Chaima was een 12-jarig moslimmeisje in het eerste middelbaar van het atheneum. Zij kwam uit een chaotisch Marokkaans gezin met een autoritaire vader en broers die de baas over haar speelden. Haar hoofddoekje droeg ze omdat haar vader dat zo wilde, maar ze ging er zichtbaar onder gebukt, onder de tirannie van het gezin. Haar hoofddoekje was letterlijk een symbool van onderdrukking, ze was erg zenuwachtig, schichtig, timide, en met haar tengere gestalte liep ze voorover gebogen over de speelplaats, was altijd alleen, had geen vriendinnetjes. Sprak nauwelijks. Ook niet tegen haar taalgenootjes.

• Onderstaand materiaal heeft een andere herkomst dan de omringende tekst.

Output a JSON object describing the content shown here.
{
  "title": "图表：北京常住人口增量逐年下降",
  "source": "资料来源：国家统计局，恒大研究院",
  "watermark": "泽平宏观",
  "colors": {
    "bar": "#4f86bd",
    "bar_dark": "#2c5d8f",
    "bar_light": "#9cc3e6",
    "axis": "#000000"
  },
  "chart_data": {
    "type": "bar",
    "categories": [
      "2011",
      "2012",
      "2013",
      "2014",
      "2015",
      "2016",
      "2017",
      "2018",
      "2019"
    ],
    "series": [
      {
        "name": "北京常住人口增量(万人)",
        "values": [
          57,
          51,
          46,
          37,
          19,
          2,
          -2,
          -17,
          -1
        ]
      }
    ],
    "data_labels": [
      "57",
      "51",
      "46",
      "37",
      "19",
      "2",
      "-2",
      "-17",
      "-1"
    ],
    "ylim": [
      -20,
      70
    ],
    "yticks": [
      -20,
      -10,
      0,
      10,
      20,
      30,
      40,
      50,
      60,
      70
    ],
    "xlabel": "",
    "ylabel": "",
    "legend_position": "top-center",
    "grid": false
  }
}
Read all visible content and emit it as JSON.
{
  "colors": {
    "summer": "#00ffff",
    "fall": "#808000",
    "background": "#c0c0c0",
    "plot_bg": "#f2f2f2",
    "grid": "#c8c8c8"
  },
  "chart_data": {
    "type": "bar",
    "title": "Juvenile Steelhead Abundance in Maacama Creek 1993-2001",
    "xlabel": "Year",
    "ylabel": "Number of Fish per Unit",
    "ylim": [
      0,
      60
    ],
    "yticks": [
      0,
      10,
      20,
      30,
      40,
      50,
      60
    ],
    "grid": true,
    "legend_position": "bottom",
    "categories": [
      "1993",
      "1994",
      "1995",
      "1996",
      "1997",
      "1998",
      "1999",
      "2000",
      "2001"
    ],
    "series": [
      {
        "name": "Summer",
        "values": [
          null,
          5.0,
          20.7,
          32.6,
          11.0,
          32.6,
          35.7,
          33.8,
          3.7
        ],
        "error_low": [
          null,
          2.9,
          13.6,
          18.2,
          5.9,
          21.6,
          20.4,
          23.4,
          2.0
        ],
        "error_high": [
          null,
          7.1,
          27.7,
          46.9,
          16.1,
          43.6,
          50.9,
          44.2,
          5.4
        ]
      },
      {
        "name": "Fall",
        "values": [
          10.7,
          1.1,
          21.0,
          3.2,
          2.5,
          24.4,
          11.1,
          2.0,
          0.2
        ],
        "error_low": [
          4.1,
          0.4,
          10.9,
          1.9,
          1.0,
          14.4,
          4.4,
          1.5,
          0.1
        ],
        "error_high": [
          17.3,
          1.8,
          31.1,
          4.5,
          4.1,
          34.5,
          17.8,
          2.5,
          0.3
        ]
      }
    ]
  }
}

Chaima kwam van een plattelandsschooltje waar ze over de hele lijn zwak presteerde. Toch mocht ze telkens overgaan naar de volgende klas. De leerkrachten van de lagere school noteerden steeds: "Er zijn geen problemen, alleen wat taalarmoede". Deze opmerking was niet verwonderlijk omdat het een concentratieschooltje was met een erbarmelijk laag niveau. En daarna overschakelen naar een atheneum in de grote stad, dat is zoals springen zonder hakken over een brede sloot. Chaima startte dus in het eerste middelbaar, ondanks een zwak schoolverleden, haar wachtte een uitzichtloze middelbare schoolloopbaan. Al na één lesweek waren de vooruitzichten erg somber, en daarna stapelden de buizen zich torenhoog op. Zelfs een mirakel zou niet meer kunnen helpen.
Mijn indruk was: " Dit meisje wordt nooit een zelfbewuste volwassen vrouw, het gezin loodst haar regelrecht naar de status van een 'kweekmachine' zonder hersens en zonder vrije wil."
Op een dag kwam Chaima's vader naar school, borstelsnor in de wind en fiere kin in de richting van Mekka, om te protesteren tegen het nieuwe hoofddoekenverbod. De directeur, de schoolbegeleider en de mensen van het integratiecentrum luisterden nederig naar de grieven van de moslimman. Een dialoog werd op gang gebracht waarvan het einde nog niet aan de einder te zien was. De onderdanige luisteraars gaven de moslimman een gevoel van macht, ze plaatsten zichzelf in een ondergeschikte positie om naar de zinloze prietpraat van de moslimman te luisteren.
Ik heb onderwijsmensen gekend met een ziekelijke angst voor het moslimwereldje en de islam. In dié contreien schuilt de échte islamfobie! En ik heb ook nooit een Vlaamse vader zoveel mensen weten samentrommelen als hij met een klacht naar school kwam. Discriminatie!